Stalked by the Billionaire

STALKED BY THE BILLIONAIRE

Stressed doesn’t begin to describe the day I’ve had. I’ve been in meetings all day dealing with a pack of morons, and I’m not in the mood for this shit.

“Sir, we just need a bit more time—“ my assistant, Martin, is babbling on the other end of the line. Incompetent. I don’t know why I haven’t fired him yet.

“I don’t care what you need to do, Martin,” I interrupt him, “but get it done!” That last bit comes out as a growl, but I’m unapologetic, as always. I’ve about reached a ten on the pissed-off scale, and I’m ready to snap.

Running my company, Channing Enterprises, would be a hell of a lot easier if I could just do it all myself, but I am only one man. As the owner and self-appointed CEO, I’m in charge of every aspect of my business, but dealing with the top-dollar mergers and acquisitions keeps me wrapped up in meetings all the time. Is it too much to ask for my employees to do their damn jobs competently?

All of my days are busy with work. I’ve been doing it for so long it’s second-nature to me. I spend all day in the office of my headquarters in the city, and then when I go home, I usually spend a good portion of the night in my office at home too before I finally crash. I don’t know what I’d do with myself if I wasn’t constantly expanding my company.

It’s not that I need the money. I have plenty of that by now. I look down at the paper in my hand and scowl at my placement in the city’s top twenty-five most eligible bachelors. Being a billionaire is enough to land me a spot in this sorry excuse for a publication.
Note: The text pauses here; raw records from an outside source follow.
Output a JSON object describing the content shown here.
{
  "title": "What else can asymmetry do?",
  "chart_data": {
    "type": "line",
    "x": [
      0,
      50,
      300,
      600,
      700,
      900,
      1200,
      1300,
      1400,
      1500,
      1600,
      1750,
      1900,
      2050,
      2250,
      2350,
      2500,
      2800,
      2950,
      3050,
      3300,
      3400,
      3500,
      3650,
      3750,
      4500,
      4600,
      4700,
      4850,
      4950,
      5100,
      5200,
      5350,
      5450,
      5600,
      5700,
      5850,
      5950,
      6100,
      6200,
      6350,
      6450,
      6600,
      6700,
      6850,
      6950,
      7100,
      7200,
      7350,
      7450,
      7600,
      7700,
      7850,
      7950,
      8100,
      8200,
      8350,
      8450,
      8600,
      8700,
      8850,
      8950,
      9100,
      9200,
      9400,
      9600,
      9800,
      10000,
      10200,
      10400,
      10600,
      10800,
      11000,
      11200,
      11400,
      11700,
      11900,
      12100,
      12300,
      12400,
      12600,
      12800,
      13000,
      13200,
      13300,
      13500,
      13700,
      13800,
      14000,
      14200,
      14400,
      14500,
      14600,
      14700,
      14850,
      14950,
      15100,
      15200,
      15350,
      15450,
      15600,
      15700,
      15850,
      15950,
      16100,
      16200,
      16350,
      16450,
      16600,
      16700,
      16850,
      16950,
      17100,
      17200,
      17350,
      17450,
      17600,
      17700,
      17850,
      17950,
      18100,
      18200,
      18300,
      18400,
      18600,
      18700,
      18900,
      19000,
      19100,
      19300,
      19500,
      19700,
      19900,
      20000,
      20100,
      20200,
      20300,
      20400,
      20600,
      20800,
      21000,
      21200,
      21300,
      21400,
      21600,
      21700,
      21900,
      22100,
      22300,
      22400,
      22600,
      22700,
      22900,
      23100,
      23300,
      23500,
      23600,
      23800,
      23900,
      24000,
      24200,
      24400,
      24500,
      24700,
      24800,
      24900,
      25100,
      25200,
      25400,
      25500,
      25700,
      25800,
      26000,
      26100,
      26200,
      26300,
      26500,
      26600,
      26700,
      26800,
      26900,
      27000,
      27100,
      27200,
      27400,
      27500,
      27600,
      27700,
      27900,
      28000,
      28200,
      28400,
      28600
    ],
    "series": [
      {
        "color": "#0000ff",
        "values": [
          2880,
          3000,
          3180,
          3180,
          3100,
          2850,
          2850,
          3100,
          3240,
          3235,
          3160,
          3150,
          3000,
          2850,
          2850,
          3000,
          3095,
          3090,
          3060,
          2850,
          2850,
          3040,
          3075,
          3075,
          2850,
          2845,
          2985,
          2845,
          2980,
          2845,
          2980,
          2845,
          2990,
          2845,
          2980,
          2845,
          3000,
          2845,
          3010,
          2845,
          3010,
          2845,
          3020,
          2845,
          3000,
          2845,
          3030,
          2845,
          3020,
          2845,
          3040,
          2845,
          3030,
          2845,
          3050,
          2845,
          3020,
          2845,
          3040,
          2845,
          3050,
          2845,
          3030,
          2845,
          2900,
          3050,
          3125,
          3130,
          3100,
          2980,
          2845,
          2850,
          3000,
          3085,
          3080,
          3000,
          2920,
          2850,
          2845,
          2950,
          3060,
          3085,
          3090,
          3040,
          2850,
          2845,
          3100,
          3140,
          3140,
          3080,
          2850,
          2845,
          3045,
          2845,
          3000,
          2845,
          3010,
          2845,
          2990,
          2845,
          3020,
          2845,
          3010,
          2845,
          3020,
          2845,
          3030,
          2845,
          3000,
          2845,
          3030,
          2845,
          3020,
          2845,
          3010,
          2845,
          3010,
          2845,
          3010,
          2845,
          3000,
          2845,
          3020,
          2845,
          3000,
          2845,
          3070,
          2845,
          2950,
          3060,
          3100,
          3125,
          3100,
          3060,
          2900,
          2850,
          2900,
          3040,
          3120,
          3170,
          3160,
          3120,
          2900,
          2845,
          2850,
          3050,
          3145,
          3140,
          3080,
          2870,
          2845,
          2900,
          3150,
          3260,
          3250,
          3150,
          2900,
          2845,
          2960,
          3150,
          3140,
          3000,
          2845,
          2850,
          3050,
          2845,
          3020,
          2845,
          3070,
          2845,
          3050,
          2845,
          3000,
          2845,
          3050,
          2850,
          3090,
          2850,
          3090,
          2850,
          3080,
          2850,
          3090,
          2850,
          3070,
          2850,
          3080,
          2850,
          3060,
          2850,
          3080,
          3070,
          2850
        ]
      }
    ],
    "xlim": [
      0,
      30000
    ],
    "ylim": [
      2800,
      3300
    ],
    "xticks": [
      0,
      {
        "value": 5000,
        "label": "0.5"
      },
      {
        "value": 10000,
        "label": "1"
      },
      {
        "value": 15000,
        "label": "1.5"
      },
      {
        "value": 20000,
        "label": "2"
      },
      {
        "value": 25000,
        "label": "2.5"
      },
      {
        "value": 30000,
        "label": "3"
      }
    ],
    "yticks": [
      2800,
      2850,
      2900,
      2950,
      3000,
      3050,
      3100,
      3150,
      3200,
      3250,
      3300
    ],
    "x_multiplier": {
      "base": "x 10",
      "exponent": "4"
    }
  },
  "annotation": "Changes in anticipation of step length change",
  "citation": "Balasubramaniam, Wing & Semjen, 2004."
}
I guess I’m known for being a bit of an asshole, but I’m not usually as irritable as I am today. But today has just been one of those days. It was one thing after the other until I was struggling to keep from flinging my desk out of my twenty-story-high office window.

Sure, I’m well-aware I could hire on more staff. I’m certainly not understaffed. I just don’t trust anyone to handle some of the tasks I’m intent on overseeing myself. I built this company from the ground up. It’s my company. Call me a control freak, but I want everything within it to go exactly as I say it should.

And right now, I just want to get back to my penthouse and have a stiff glass of brandy before calling it a night.

Unfortunately and irritatingly, I can’t control the city’s traffic either—one of the city’s top twenty-five most eligible bachelors or not.

I run a hand over my face in frustration before glancing down at my Rolex. I don’t even bother telling my driver to hurry it up. I know there’s nothing he can do.

Still scowling, I turn to my right to look out of the window willing traffic to move. My brows furrow when I’m floored by a pair of hazel eyes staring right into mine through the dark glass.

Well, they seem to be staring right into mine, but the girl isn’t actually looking into my eyes because I know the tint of my limo is so dark no one can see in. I had it done that way on purpose because I like my privacy.

No, this girl—no, that’s not the right term—this goddess just so happens to be staring in the direction I’m sitting in, and I’m met with the full force of the most arresting pair of eyes I’ve ever seen on a woman.

I’m not the poetic or romantic type. I’ve never been the kind of guy to be rendered immobile by a woman before—much less by just her eyes, but this girl’s eyes…there is something about them.

I continue to stare at her, unable to look away, and then it hits me what it is.

Her eyes hold an innocence not found very often in this city. Everyone else wears a harried expression on their face. Their eyes look tired or too old for their years, but not this angel’s.

Her eyes are pure . They’re beautiful. They make my chest clench painfully in a sensation entirely foreign to me.

I know she can’t possibly be looking at me, but from where she’s standing on the sidewalk staring out at traffic, her eyes are positioned so that it appears she is.

My own eyes sweep over her figure, taking in the faded tank top and cut-off jean shorts she’s wearing all the way down to her worn-looking sneakers. She’s thin yet somehow still curvy in all the right places with pert little breasts and just the barest flare of hip—just enough to make my blood start to race.

My gaze roves back up to those arresting hazel eyes.

They’re bright with an alluring mixture of brown, gold, and green flecks that almost make her look otherworldly, like a fairy from another realm. Framed by thick, dark lashes that make her look like a porcelain doll with honey-colored hair flowing down her face to caress the sides of her pink cheeks. A breeze blows, whipping a lock into her face where it gets caught on sinfully puffy pink lips.

She moves a tiny, delicate hand up to push the strand away, and she blinks before she turns and walks into a building. I watch her small form enter a crummy-looking hotel, and I frown.

I contemplate getting out of my limo to follow her but stop myself, frowning some more yet dying to know more about her. Who is she? Where is she going? What is she doing? Why do I care? Why has she affected me so?

I raise my phone up to my ear and dial a number.

When a gruff voice answers on the other end of the line, I say, “I’ve got a job for you.”